The server.cpp will be served to http://127.0.0.1:8080/ by default, while the the Flask (baby_code.py) currently listens on port 8081.

🌐 Endpoints

  • POST /completion: Given a prompt, it returns the predicted completion.

    Options:

    temperature: Adjust the randomness of the generated text (default: 0.8).

    top_k: Limit the next token selection to the K most probable tokens (default: 40).

    top_p: Limit the next token selection to a subset of tokens with a cumulative probability above a threshold P (default: 0.9).

    n_predict: Set the number of tokens to predict when generating text. Note: May exceed the set limit slightly if the last token is a partial multibyte character. When 0, no tokens will be generated but the prompt is evaluated into the cache. (default: 128, -1 = infinity).

    n_keep: Specify the number of tokens from the initial prompt to retain when the model resets its internal context. By default, this value is set to 0 (meaning no tokens are kept). Use -1 to retain all tokens from the initial prompt.

    stream: It allows receiving each predicted token in real-time instead of waiting for the completion to finish. To enable this, set to true.

    prompt: Provide a prompt. Internally, the prompt is compared, and it detects if a part has already been evaluated, and the remaining part will be evaluate. A space is inserted in the front like main.cpp does.

    stop: Specify a JSON array of stopping strings. These words will not be included in the completion, so make sure to add them to the prompt for the next iteration (default: []).

    tfs_z: Enable tail free sampling with parameter z (default: 1.0, 1.0 = disabled).

    typical_p: Enable locally typical sampling with parameter p (default: 1.0, 1.0 = disabled).

    repeat_penalty: Control the repetition of token sequences in the generated text (default: 1.1).

    repeat_last_n: Last n tokens to consider for penalizing repetition (default: 64, 0 = disabled, -1 = ctx-size).

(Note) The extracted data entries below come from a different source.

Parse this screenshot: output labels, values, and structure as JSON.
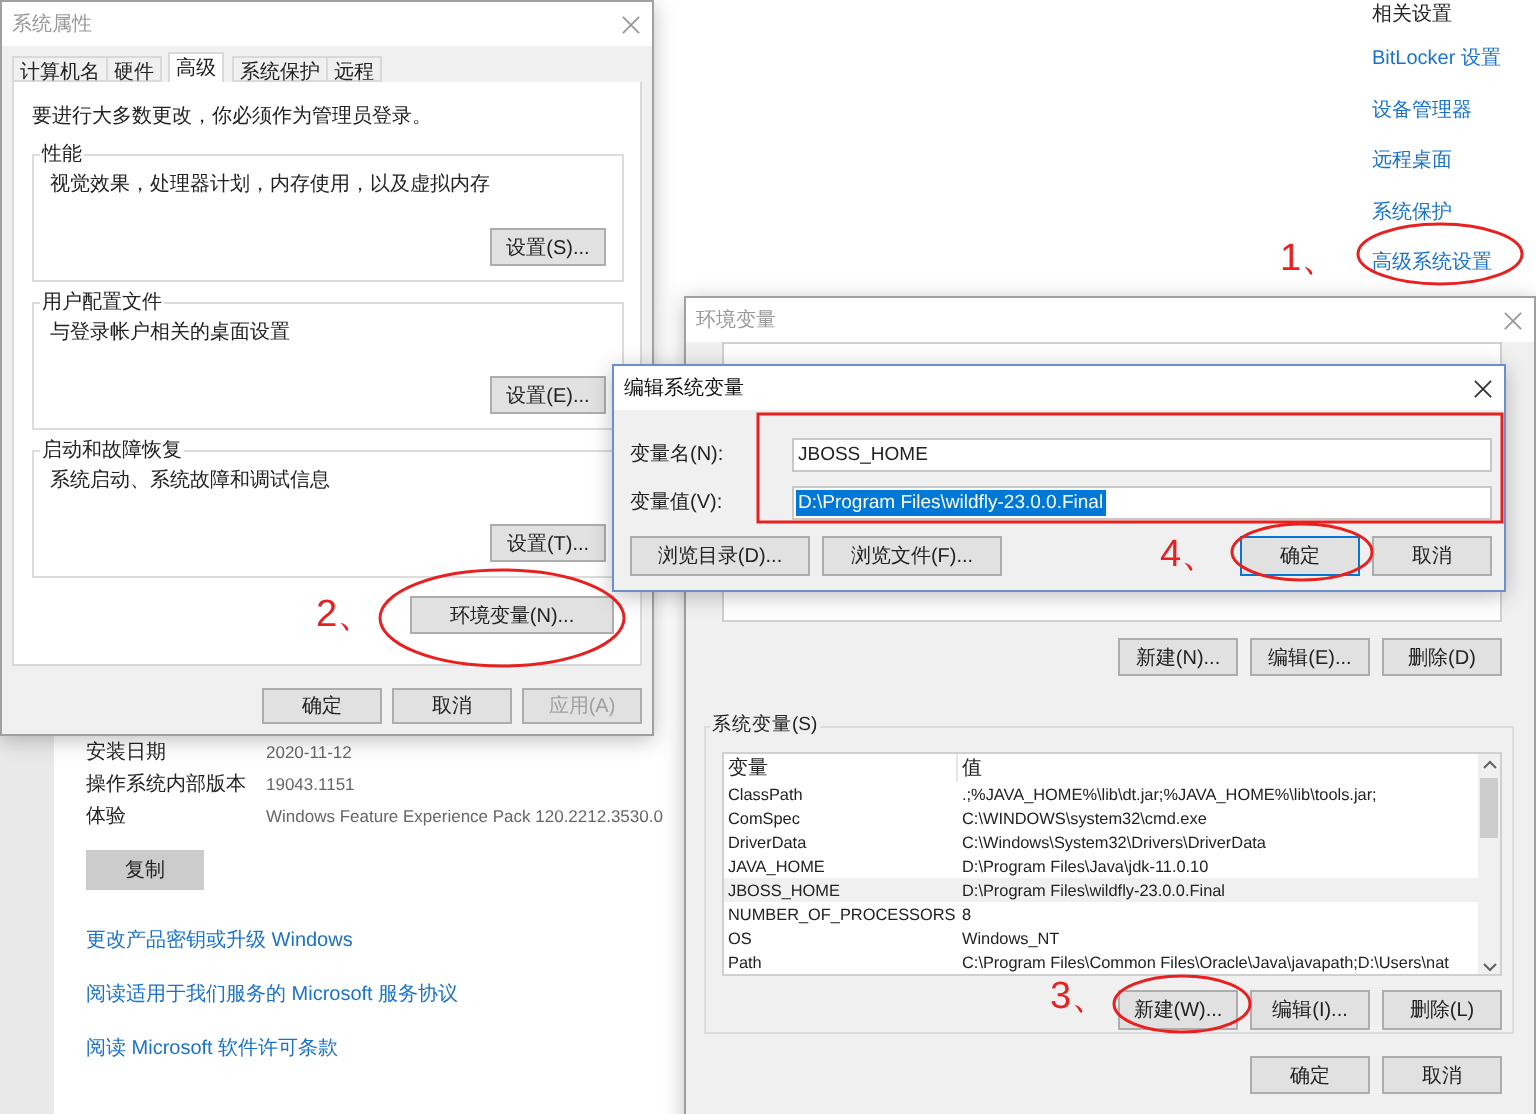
{
  "settings_page": {
    "related_title": "相关设置",
    "related_links": [
      "BitLocker 设置",
      "设备管理器",
      "远程桌面",
      "系统保护",
      "高级系统设置"
    ],
    "info_rows": [
      {
        "label": "安装日期",
        "value": "2020-11-12"
      },
      {
        "label": "操作系统内部版本",
        "value": "19043.1151"
      },
      {
        "label": "体验",
        "value": "Windows Feature Experience Pack 120.2212.3530.0"
      }
    ],
    "copy_button": "复制",
    "links": [
      "更改产品密钥或升级 Windows",
      "阅读适用于我们服务的 Microsoft 服务协议",
      "阅读 Microsoft 软件许可条款"
    ]
  },
  "system_properties": {
    "title": "系统属性",
    "tabs": [
      {
        "label": "计算机名",
        "selected": false
      },
      {
        "label": "硬件",
        "selected": false
      },
      {
        "label": "高级",
        "selected": true
      },
      {
        "label": "系统保护",
        "selected": false
      },
      {
        "label": "远程",
        "selected": false
      }
    ],
    "notice": "要进行大多数更改，你必须作为管理员登录。",
    "groups": [
      {
        "title": "性能",
        "description": "视觉效果，处理器计划，内存使用，以及虚拟内存",
        "button": "设置(S)..."
      },
      {
        "title": "用户配置文件",
        "description": "与登录帐户相关的桌面设置",
        "button": "设置(E)..."
      },
      {
        "title": "启动和故障恢复",
        "description": "系统启动、系统故障和调试信息",
        "button": "设置(T)..."
      }
    ],
    "env_button": "环境变量(N)...",
    "footer_buttons": [
      {
        "label": "确定",
        "disabled": false
      },
      {
        "label": "取消",
        "disabled": false
      },
      {
        "label": "应用(A)",
        "disabled": true
      }
    ]
  },
  "environment_variables": {
    "title": "环境变量",
    "user_buttons": [
      "新建(N)...",
      "编辑(E)...",
      "删除(D)"
    ],
    "system_group": "系统变量(S)",
    "columns": [
      "变量",
      "值"
    ],
    "rows": [
      {
        "name": "ClassPath",
        "value": ".;%JAVA_HOME%\\lib\\dt.jar;%JAVA_HOME%\\lib\\tools.jar;",
        "selected": false
      },
      {
        "name": "ComSpec",
        "value": "C:\\WINDOWS\\system32\\cmd.exe",
        "selected": false
      },
      {
        "name": "DriverData",
        "value": "C:\\Windows\\System32\\Drivers\\DriverData",
        "selected": false
      },
      {
        "name": "JAVA_HOME",
        "value": "D:\\Program Files\\Java\\jdk-11.0.10",
        "selected": false
      },
      {
        "name": "JBOSS_HOME",
        "value": "D:\\Program Files\\wildfly-23.0.0.Final",
        "selected": true
      },
      {
        "name": "NUMBER_OF_PROCESSORS",
        "value": "8",
        "selected": false
      },
      {
        "name": "OS",
        "value": "Windows_NT",
        "selected": false
      },
      {
        "name": "Path",
        "value": "C:\\Program Files\\Common Files\\Oracle\\Java\\javapath;D:\\Users\\nat",
        "selected": false
      }
    ],
    "system_buttons": [
      "新建(W)...",
      "编辑(I)...",
      "删除(L)"
    ],
    "footer_buttons": [
      "确定",
      "取消"
    ]
  },
  "edit_dialog": {
    "title": "编辑系统变量",
    "fields": [
      {
        "label": "变量名(N):",
        "value": "JBOSS_HOME",
        "selected": false
      },
      {
        "label": "变量值(V):",
        "value": "D:\\Program Files\\wildfly-23.0.0.Final",
        "selected": true
      }
    ],
    "browse_buttons": [
      "浏览目录(D)...",
      "浏览文件(F)..."
    ],
    "action_buttons": [
      "确定",
      "取消"
    ]
  },
  "annotations": [
    "1、",
    "2、",
    "3、",
    "4、"
  ]
}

    penalize_nl: Penalize newline tokens when applying the repeat penalty (default: true).

    presence_penalty: Repeat alpha presence penalty (default: 0.0, 0.0 = disabled).

    frequency_penalty: Repeat alpha frequency penalty (default: 0.0, 0.0 = disabled);

    mirostat: Enable Mirostat sampling, controlling perplexity during text generation (default: 0, 0 = disabled, 1 = Mirostat, 2 = Mirostat 2.0).

    mirostat_tau: Set the Mirostat target entropy, parameter tau (default: 5.0).

    mirostat_eta: Set the Mirostat learning rate, parameter eta (default: 0.1).

    seed: Set the random number generator (RNG) seed (default: -1, -1 = random seed).

    ignore_eos: Ignore end of stream token and continue generating (default: false).

    logit_bias: Modify the likelihood of a token appearing in the generated text completion. For example, use "logit_bias": [[15043,1.0]] to increase the likelihood of the token 'Hello', or "logit_bias": [[15043,-1.0]] to decrease its likelihood. Setting the value to false, "logit_bias": [[15043,false]] ensures that the token Hello is never produced (default: []).

  • POST /tokenize: [NOT YET EXPOSED THROUGH baby-code.py] Tokenize a given text.

    Options:

    content: Set the text to tokenize.

    Note that the special BOS token is not added in fron of the text and also a space character is not inserted automatically as it is for /completion.

  • POST /embedding: [NOT YET EXPOSED THROUGH baby-code.py] Generate embedding of a given text just as the embedding example does.

    Options:

    content: Set the text to process.

  • POST /run_python_code: Attempt to sanitize, format and execute the python code provided. Yields the stderr/stdout.

    Options:

    code: Python code (most likely generated by the llm).

🤝 Contributing

Contributions to this project are welcome. Please create a fork of the repository, make your changes, and submit a pull request. I'll be creating a few issues for feature tracking soon!!

ALSO~ If anyone would like to start a Discord channel and help me manage it that would be awesome

(I'm not on it that much).

License

This project is licensed under the MIT License.